Dort wurde erörtert, was sämtliche Vulos inzwischen von den Dächern pfiffen… ob sich die fremde Schreiberin, die ständig in der Nähe meines Herrn zu sehen ist, an ihn heran macht. Er wies dies zwar von sich und behauptete, nur fürsorglich zu sein, sich um die Bewohner seines Heimsteins zu kümmern, gab allerdings zu, dies auch zu tun, wenn ihre Backkünste so erbärmlich sind, dass damit Fische vergiftet werden... aha, meine Befürchtungen waren also bestätigt worden.

Allerdings ließ ich mir meine Gedanken über diese Freie nicht anmerken, obwohl meine ganze Aufmerksamkeit natürlich den Informationen über dieses Weib und meinen Herrn galt, die ich nach meiner Rückkehr von den Feldern zum ersten Mal hörte. Ohne langes Tamtam, trotzdem hingebungsvoll servierte ich meinem Herrn seinen Paga, denn mangels Gasthauskajira hatte ich an diesem Tag wieder das Ganze auf der Terrasse. Danach lief ich mit meinem schweren Tablett weiter zum Brauereikrieger… ein leider folgenschwerer Fehler.

Das ungehaltene Knurren des Bauern bekam ich zwar mit, ignorierte es jedoch genauso wie seinen Hinweis: „Ich muss wohl mehr auf meinen Stand pochen.“ Leider nahm ich auch nicht wirklich wahr, dass mein Herr mich abwartend sehr genau beobachtete, während ich dem Brauereikrieger nun sein Ale servierte und mein Schicksal nahm seinen unguten Lauf. Als ich mich mit seinem Kalanakelch nämlich neben den Kriegerbauern knien wollte, wurde ich ruppig weggestoßen: „Jetzt bediene auch noch den Schmied, wenn du schon die niederen Kasten den hohen vorziehst… das nächste Mal kriegst eins hinter die Löffel, dass du bis zum Terrasseneingang kullerst!“

Ehrlich gesagt kapierte ich nichts,  der Kerl sprach in Rätseln. Der Brauereibesitzer war nicht von niederer Kaste, sondern Krieger… genau wie der Bauer.

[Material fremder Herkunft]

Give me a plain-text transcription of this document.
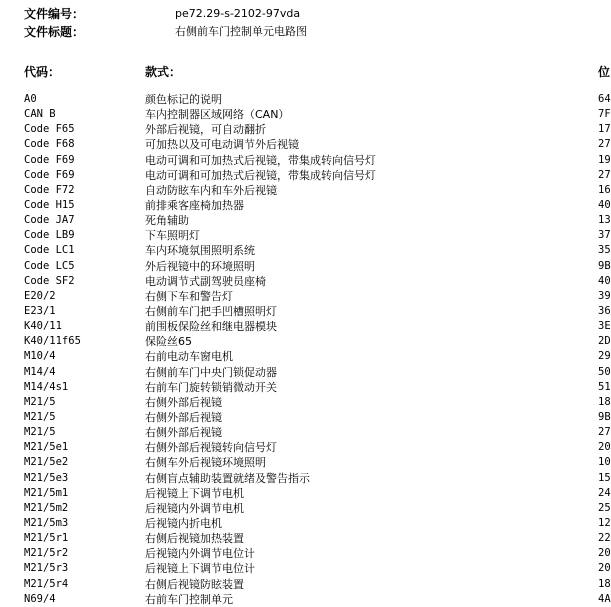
文件编号：	pe72.29-s-2102-97vda
文件标题：	右侧前车门控制单元电路图
代码：	款式：	位
A0	颜色标记的说明	64
CAN B	车内控制器区域网络（CAN）	7F
Code F65	外部后视镜，可自动翻折	17
Code F68	可加热以及可电动调节外后视镜	27
Code F69	电动可调和可加热式后视镜，带集成转向信号灯	19
Code F69	电动可调和可加热式后视镜，带集成转向信号灯	27
Code F72	自动防眩车内和车外后视镜	16
Code H15	前排乘客座椅加热器	40
Code JA7	死角辅助	13
Code LB9	下车照明灯	37
Code LC1	车内环境氛围照明系统	35
Code LC5	外后视镜中的环境照明	9B
Code SF2	电动调节式副驾驶员座椅	40
E20/2	右侧下车和警告灯	39
E23/1	右侧前车门把手凹槽照明灯	36
K40/11	前围板保险丝和继电器模块	3E
K40/11f65	保险丝65	2D
M10/4	右前电动车窗电机	29
M14/4	右侧前车门中央门锁促动器	50
M14/4s1	右前车门旋转锁销微动开关	51
M21/5	右侧外部后视镜	18
M21/5	右侧外部后视镜	9B
M21/5	右侧外部后视镜	27
M21/5e1	右侧外部后视镜转向信号灯	20
M21/5e2	右侧车外后视镜环境照明	10
M21/5e3	右侧盲点辅助装置就绪及警告指示	15
M21/5m1	后视镜上下调节电机	24
M21/5m2	后视镜内外调节电机	25
M21/5m3	后视镜内折电机	12
M21/5r1	右侧后视镜加热装置	22
M21/5r2	后视镜内外调节电位计	20
M21/5r3	后视镜上下调节电位计	20
M21/5r4	右侧后视镜防眩装置	18
N69/4	右前车门控制单元	4A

Wie gut, dass der Schmied ebenfalls nicht verstand, warum der Mann so erzürnt reagierte und nachfragte, sodass ich nun erfuhr, warum ich den Wütenden vor dem Brauer hätte bedienen müssen… der Kriegerbauer ist außer an den Tagen des Waffentrainings zwar nur selten bis nie in der Stadt zu sehen, trotzdem jedoch Stellvertreter meines Herrn und Mitglied im Stadtrat.

„Arya, entschuldige dich, dass du die Reihenfolge nicht eingehalten hast. Der Krieger mit Hof ist mein Stellvertreter und kommt vor dem Krieger mit Brauerei, auch wenn Letzterer mein Freund ist.“ Mist, meine hastig gestammelte Entschuldigung war unerwünscht, denn der oberstinkige Bauer winkte ab: „Lass gut sein Hauptmann. Ich bin wohl noch nicht lange genug da, damit man sowas weiß und geh jetzt einen Bosk töten.“ Nach diesen Worten erhob sich der Eingeschnappte und stampfte beleidigt davon, während mein Herr unheilvoll ankündigte, zuhause noch etwas mit mir klären zu wollen… aber Details dieser schmerzhaften Klärung mit der Gerte interessieren hier bestimmt niemanden.